The Folly Of Postmillennialism

Postmillennialism, otherwise known as dominionism, holds that the church will develop a larger and larger degree of influence over world cultures in a "millennium" that might literally last 1,000 years, a trend that culminates with the Second Coming of Christ.  It may posit an optimistic prediction of humanity's practice of Christian ethics, but it is merely an assumed optimism.  The Bible goes beyond simply not predicting that a golden age of Christian influence will or must occur before Christ's return (here, I mean the influence of intelligent, just Christians, not the influence of the shallow anti-intellectuals and anti-moralists identifying as Christians).  It actually states the opposite!

The church is never promised "dominion" over the earth prior to the return of Christ.  Contrarily, the Bible predicts that the church will suffer various persecutions and that the world as a whole will see increasingly destructive natural disasters and pestilences before Christ returns (as is described in much of Matthew 24).  Of course, this does not mean that there cannot be years or even centuries of collective moral progress.  It only means that the Bible teaches that the era before the Second Coming will not end before it is marked by calamities and moral disarray.

Yes, Biblical eschatology does see the church survive these trials and emerge victorious in an ultimate sense, but the Second Coming is never said to be contingent on the church gaining any level of social or political power.  This is not to say that a culture's values have any philosophical basis outside of theism; morality itself cannot exist unless there is a deity in whose nature it is grounded, as conscience and cultural agreement are irrelevant to everything about moral epistemology and metaphysics.

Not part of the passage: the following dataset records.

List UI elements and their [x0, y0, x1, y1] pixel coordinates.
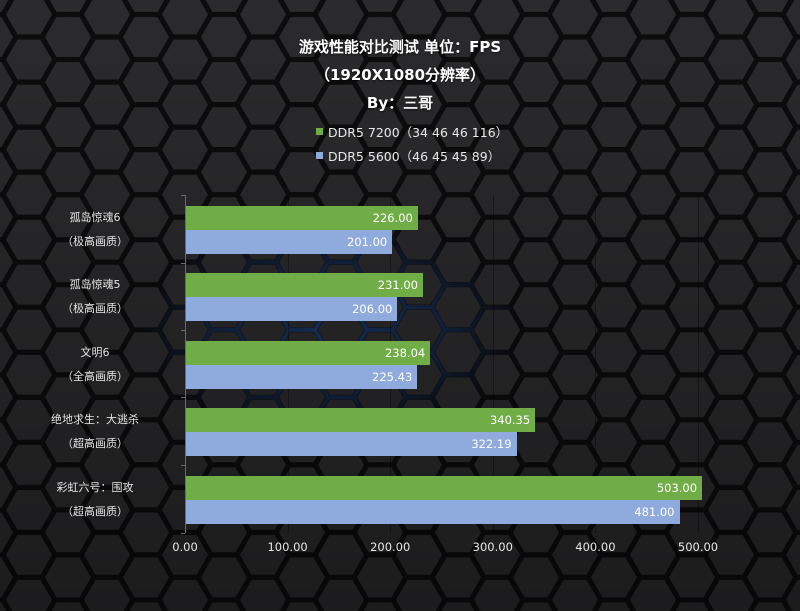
- legend-item-ddr5-7200: DDR5 7200（34 46 46 116）: [316, 123, 509, 140]
- legend-swatch-green-icon: [316, 127, 323, 135]
- y-tick: [181, 263, 185, 264]
- y-axis-line: [185, 195, 186, 533]
- y-tick: [181, 397, 185, 398]
- category-sublabel: （极高画质）: [62, 235, 128, 248]
- bar-ddr5-5600: 206.00: [186, 297, 398, 321]
- bar-ddr5-7200: 503.00: [186, 476, 703, 500]
- legend-label: DDR5 7200（34 46 46 116）: [328, 124, 509, 140]
- bar-value-label: 340.35: [489, 413, 531, 427]
- category-label: 绝地求生：大逃杀: [51, 413, 139, 426]
- bar-value-label: 322.19: [471, 437, 512, 451]
- bar-value-label: 206.00: [352, 302, 393, 316]
- bar-ddr5-7200: 231.00: [186, 273, 423, 297]
- y-tick: [181, 533, 185, 534]
- gridline: [492, 195, 494, 533]
- category-sublabel: （超高画质）: [62, 505, 128, 518]
- gridline: [698, 195, 699, 533]
- category-label: 彩虹六号：围攻: [56, 481, 134, 494]
- y-tick: [181, 465, 185, 466]
- category-label: 孤岛惊魂6: [69, 211, 121, 224]
- bar-value-label: 225.43: [372, 370, 413, 384]
- x-tick-label: 0.00: [172, 540, 198, 554]
- x-tick-label: 500.00: [677, 540, 719, 554]
- category-sublabel: （超高画质）: [62, 437, 128, 450]
- bar-ddr5-5600: 225.43: [186, 365, 418, 389]
- x-tick-label: 400.00: [575, 540, 616, 554]
- category-label: 文明6: [80, 346, 110, 359]
- bar-ddr5-7200: 340.35: [186, 408, 536, 432]
- bar-ddr5-7200: 238.04: [186, 341, 431, 365]
- x-tick-label: 300.00: [472, 540, 513, 554]
- bar-ddr5-5600: 481.00: [186, 500, 680, 524]
- bar-ddr5-5600: 322.19: [186, 432, 517, 456]
- bar-value-label: 231.00: [377, 278, 418, 292]
- legend-item-ddr5-5600: DDR5 5600（46 45 45 89）: [316, 147, 501, 164]
- chart-author: By：三哥: [366, 94, 434, 112]
- bar-value-label: 226.00: [372, 211, 413, 225]
- legend-label: DDR5 5600（46 45 45 89）: [328, 148, 501, 164]
- legend-swatch-blue-icon: [316, 151, 323, 159]
- bar-value-label: 201.00: [346, 235, 388, 249]
- x-tick-label: 200.00: [370, 540, 411, 554]
- bar-ddr5-7200: 226.00: [186, 206, 418, 230]
- bar-ddr5-5600: 201.00: [186, 230, 393, 254]
- category-label: 孤岛惊魂5: [69, 278, 121, 291]
- bar-value-label: 238.04: [384, 346, 426, 360]
- gridline: [595, 195, 597, 533]
- category-sublabel: （极高画质）: [62, 302, 128, 315]
- bar-value-label: 503.00: [656, 481, 698, 495]
- y-tick: [181, 195, 185, 196]
- y-tick: [181, 330, 185, 331]
- x-tick-label: 100.00: [267, 540, 308, 554]
- bar-value-label: 481.00: [634, 505, 675, 519]
- chart-title: 游戏性能对比测试 单位：FPS: [298, 38, 502, 56]
- category-sublabel: （全高画质）: [62, 370, 128, 383]
- chart-subtitle: （1920X1080分辨率）: [314, 66, 486, 84]
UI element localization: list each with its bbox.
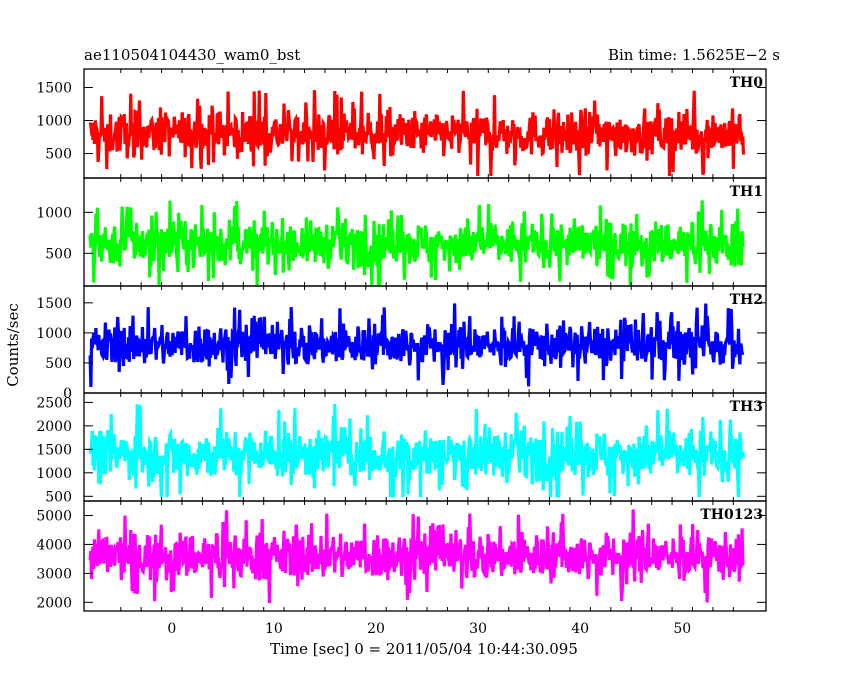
y-tick-label: 4000 xyxy=(36,537,72,553)
y-tick-label: 1000 xyxy=(36,466,72,482)
y-tick-label: 500 xyxy=(45,246,72,262)
y-tick-label: 500 xyxy=(45,147,72,163)
y-tick-label: 2000 xyxy=(36,419,72,435)
x-tick-label: 40 xyxy=(571,621,589,637)
panel-frame xyxy=(83,500,767,612)
panel-th0123: 2000 3000 4000 5000 TH0123 0 10 20 30 40 50 xyxy=(36,500,767,637)
y-tick-label: 1500 xyxy=(36,442,72,458)
x-axis-label: Time [sec] 0 = 2011/05/04 10:44:30.095 xyxy=(270,640,578,658)
panel-th3: 500 1000 1500 2000 2500 TH3 xyxy=(36,392,767,505)
bin-time-label: Bin time: 1.5625E−2 s xyxy=(608,46,780,64)
series-th0123 xyxy=(88,509,745,604)
y-tick-label: 5000 xyxy=(36,508,72,524)
x-tick-label: 20 xyxy=(367,621,385,637)
y-tick-label: 0 xyxy=(63,386,72,402)
y-tick-label: 1000 xyxy=(36,326,72,342)
panel-th1: 500 1000 TH1 xyxy=(36,177,767,287)
x-tick-label: 30 xyxy=(469,621,487,637)
y-axis-label: Counts/sec xyxy=(4,303,22,387)
y-tick-label: 2500 xyxy=(36,395,72,411)
panel-name-label: TH0 xyxy=(730,75,764,91)
x-tick-label: 10 xyxy=(265,621,283,637)
y-tick-label: 1000 xyxy=(36,205,72,221)
plot-title: ae110504104430_wam0_bst xyxy=(84,46,300,64)
series-th0 xyxy=(88,90,746,177)
panel-th0: 500 1000 1500 TH0 xyxy=(36,68,767,179)
x-tick-label: 0 xyxy=(167,621,176,637)
y-tick-label: 1000 xyxy=(36,114,72,130)
y-tick-label: 500 xyxy=(45,489,72,505)
series-th1 xyxy=(88,200,746,286)
y-tick-label: 1500 xyxy=(36,80,72,96)
y-tick-label: 2000 xyxy=(36,595,72,611)
y-tick-label: 3000 xyxy=(36,566,72,582)
x-tick-label: 50 xyxy=(673,621,691,637)
panel-name-label: TH3 xyxy=(730,399,763,415)
panel-name-label: TH2 xyxy=(730,292,763,308)
panel-name-label: TH1 xyxy=(730,184,763,200)
y-tick-label: 500 xyxy=(45,356,72,372)
panel-th2: 0 500 1000 1500 TH2 xyxy=(36,285,767,402)
y-tick-label: 1500 xyxy=(36,296,72,312)
panel-name-label: TH0123 xyxy=(700,507,763,523)
series-th3 xyxy=(88,403,746,498)
series-th2 xyxy=(88,303,745,387)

Rather, this means that there is no threshold of church influence (not that members of the church having influence is positive unless they are rationalistic and morally sound to begin with) that serves as a prophetic prerequisite to Christ's return.  Any dominion on the part of the church as a whole is not guaranteed until after the Second Coming, for the church will almost certainly not be free from oppressors until the eternal state.  After all, it is because of Christ's power that the church is promised power in a life to come, not because of social influence.